Closer to home we’ve had plenty of experience with secret government. It’s landed us a $130 million county jail project we can’t even get open, and a contract with the Modoc Indians for a casino in Ellenville or maybe somewhere else in the county if they find a town they like better. Ask around, we did for years. Not a soul who attended those meetings can even remember who else did. Just as the Moynihan Commission said, no one’s accountable.

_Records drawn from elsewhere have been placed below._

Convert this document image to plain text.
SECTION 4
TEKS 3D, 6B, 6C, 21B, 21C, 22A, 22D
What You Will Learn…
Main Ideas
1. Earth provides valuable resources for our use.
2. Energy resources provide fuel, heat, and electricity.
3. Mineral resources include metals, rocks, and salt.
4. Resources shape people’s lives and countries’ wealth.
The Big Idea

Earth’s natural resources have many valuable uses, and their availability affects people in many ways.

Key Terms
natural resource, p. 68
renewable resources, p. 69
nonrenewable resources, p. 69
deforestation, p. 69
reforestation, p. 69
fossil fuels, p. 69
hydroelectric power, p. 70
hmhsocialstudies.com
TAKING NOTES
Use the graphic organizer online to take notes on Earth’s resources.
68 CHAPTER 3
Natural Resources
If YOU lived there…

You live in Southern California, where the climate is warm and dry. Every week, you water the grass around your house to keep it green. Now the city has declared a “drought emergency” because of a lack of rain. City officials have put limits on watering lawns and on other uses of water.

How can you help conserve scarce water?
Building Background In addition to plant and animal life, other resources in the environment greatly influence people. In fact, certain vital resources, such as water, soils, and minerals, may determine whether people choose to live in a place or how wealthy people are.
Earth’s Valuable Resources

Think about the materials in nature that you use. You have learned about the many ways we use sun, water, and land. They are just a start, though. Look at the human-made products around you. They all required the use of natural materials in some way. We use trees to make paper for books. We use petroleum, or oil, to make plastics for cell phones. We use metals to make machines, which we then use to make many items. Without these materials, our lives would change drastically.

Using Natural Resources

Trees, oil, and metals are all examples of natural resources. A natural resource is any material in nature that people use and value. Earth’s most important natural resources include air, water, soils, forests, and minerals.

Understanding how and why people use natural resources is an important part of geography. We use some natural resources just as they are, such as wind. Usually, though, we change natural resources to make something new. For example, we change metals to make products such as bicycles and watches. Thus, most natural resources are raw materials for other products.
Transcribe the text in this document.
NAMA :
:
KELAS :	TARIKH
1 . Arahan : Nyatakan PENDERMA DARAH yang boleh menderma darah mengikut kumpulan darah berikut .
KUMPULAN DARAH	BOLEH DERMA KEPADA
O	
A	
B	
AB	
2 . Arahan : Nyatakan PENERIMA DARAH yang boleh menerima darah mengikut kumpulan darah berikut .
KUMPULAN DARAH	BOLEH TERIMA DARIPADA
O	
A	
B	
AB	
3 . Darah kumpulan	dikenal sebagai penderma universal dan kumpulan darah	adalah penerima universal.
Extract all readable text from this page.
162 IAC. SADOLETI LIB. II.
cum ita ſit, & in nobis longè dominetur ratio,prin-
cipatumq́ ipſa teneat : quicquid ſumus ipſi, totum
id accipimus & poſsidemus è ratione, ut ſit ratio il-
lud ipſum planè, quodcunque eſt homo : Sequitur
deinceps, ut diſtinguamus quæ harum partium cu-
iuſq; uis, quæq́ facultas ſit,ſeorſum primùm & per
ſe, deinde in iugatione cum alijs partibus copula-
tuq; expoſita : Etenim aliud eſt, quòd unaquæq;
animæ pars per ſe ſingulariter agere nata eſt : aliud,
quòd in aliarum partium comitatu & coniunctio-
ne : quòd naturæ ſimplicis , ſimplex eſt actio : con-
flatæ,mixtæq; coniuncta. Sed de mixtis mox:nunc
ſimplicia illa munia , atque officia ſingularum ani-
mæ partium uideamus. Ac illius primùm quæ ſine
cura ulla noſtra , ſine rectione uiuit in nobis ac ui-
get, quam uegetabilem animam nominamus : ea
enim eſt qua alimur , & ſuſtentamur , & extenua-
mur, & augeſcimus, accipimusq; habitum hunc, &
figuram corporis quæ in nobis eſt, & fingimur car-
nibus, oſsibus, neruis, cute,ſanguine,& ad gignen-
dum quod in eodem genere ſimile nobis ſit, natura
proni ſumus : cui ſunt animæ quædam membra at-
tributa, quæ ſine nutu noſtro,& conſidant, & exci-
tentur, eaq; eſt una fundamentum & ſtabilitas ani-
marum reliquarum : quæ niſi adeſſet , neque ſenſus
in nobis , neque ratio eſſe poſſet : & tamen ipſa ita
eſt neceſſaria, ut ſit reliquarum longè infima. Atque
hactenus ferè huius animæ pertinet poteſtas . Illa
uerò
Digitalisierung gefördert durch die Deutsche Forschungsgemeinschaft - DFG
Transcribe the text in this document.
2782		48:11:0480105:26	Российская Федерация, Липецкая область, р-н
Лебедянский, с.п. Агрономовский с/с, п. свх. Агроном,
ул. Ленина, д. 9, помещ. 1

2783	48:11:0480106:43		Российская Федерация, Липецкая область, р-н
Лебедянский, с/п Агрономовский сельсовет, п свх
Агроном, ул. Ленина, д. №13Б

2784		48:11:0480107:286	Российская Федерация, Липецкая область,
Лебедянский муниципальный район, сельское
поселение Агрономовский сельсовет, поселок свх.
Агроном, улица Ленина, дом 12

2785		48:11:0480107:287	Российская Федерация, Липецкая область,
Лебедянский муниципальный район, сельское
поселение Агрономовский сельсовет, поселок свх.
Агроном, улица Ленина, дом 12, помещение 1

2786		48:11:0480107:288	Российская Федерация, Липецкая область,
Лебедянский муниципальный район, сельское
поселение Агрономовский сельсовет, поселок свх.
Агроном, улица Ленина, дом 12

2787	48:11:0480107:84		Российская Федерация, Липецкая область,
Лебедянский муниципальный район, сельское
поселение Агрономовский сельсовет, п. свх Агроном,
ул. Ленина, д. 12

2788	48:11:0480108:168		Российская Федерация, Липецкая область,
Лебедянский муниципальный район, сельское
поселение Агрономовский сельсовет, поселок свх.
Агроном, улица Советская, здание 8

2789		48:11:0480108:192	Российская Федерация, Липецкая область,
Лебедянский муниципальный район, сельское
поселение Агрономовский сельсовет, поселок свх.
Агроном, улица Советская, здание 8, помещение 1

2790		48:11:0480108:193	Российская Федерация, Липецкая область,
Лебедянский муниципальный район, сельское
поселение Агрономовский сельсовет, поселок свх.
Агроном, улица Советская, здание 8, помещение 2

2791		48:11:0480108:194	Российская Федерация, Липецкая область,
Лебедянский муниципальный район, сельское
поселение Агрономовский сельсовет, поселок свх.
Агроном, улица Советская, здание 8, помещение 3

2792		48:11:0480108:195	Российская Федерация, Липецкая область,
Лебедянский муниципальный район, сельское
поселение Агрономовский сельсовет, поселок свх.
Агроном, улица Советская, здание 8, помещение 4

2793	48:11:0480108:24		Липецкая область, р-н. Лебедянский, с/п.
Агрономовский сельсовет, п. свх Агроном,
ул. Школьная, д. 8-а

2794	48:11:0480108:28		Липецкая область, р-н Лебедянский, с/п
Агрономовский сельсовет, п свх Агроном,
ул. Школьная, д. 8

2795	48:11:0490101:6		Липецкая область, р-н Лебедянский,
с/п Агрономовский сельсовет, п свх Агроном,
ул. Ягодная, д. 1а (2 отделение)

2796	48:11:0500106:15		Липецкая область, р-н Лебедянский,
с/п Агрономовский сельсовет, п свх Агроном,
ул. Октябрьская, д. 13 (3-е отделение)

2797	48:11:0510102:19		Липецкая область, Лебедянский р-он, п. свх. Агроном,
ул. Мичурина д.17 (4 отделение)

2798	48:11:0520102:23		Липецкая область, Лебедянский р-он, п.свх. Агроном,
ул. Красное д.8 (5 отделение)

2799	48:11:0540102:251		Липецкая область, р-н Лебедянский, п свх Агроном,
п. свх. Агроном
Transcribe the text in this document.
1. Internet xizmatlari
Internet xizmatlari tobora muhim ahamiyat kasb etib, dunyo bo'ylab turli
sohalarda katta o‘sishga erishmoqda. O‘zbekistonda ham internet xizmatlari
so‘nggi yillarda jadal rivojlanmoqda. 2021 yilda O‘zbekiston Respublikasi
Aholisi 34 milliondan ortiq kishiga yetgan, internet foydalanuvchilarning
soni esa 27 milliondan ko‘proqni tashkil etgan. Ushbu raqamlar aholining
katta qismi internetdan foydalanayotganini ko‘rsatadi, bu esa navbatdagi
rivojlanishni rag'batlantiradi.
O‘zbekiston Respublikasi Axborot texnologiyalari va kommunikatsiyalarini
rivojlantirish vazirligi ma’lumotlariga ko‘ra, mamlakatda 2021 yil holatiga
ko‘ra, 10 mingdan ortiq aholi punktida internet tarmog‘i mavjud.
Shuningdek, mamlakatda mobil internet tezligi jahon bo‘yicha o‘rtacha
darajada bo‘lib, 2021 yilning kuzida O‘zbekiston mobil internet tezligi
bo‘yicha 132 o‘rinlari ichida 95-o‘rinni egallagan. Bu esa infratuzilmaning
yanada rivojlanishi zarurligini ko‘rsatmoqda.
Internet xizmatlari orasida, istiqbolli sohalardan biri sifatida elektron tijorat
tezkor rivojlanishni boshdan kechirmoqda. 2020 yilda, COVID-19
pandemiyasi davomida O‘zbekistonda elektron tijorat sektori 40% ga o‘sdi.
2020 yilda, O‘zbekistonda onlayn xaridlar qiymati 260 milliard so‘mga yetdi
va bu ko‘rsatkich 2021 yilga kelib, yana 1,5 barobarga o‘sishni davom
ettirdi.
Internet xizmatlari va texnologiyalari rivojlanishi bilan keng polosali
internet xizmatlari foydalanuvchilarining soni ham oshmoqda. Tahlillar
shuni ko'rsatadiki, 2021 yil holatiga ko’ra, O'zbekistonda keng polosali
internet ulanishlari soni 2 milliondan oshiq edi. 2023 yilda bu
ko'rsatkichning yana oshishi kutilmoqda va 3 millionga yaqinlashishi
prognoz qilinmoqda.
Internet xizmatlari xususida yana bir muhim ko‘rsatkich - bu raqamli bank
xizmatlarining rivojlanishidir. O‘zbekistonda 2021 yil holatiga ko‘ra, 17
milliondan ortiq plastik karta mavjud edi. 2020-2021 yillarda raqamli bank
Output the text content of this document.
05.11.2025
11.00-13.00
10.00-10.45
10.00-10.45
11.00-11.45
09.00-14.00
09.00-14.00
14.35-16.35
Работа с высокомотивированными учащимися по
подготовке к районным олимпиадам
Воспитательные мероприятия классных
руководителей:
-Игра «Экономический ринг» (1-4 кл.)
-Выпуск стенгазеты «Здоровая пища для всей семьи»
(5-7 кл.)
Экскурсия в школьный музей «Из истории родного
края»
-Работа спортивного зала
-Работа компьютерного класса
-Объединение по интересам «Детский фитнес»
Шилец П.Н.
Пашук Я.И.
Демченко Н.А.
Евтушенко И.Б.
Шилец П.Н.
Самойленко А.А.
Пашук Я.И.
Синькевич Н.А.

That kind of thing is one reason we’re so concerned with the recent turn of events regarding the Belleayre Resort project: Closed-door meetings on a suddenly urgent schedule, gag orders on the participants imposed by Governor Pataki’s office, and so on. Neither we nor anyone else has the slightest idea what may be going on in those discussions. But when the entire public permitting process and everyone with legal standing in it suddenly move behind sealed doors, it’s the public interest that we fear for. Because we’re concerned that whatever’s happening may be an attempt to circumvent the transparency that our state laws require. And when that suddenly goes opaque, something may be wrong. What, if anything, might be in this case, we don’t know.
We do know however that whatever’s taking place behind those closed doors is happening right smack in the middle of a very clear, very proscribed and very public permitting process. For any who may have forgotten where in that process we are, we’re waiting for DEC to rule on Crossroads’ appeal of a judges’ decision to adjudicate 12 areas where their data and analysis was deemed inadequate under state law to permit the project to move forward. Contained in these 12 areas are all the unanswered questions about the project’s local impact…from traffic to groundwater to the God-awful tax deal proposed for the Town of Shandaken. We fully agree with the judge that many of these questions need better answers than we’ve seen. But there’s a process for that, SEQRA, and a public venue, adjudication, where the answers are intended to come out. And every citizen of this valley and the state has a right to expect that open public process to move forward toward whatever resolution it holds.
We respect the efforts of all involved in these talks to broker solutions. We think it’s right and good that such talks take place. But we believe adherence to public process is what matters here, and that secrecy on these discussions does not serve that. In his book Secrecy, the American Experience, Senator Moynihan seems to have summed it up nicely:
“...open sources give us the vast majority of what we need to know to make intelligent decisions. Analysis, far more than secrecy, is the key to security. Secrecy is for losers.”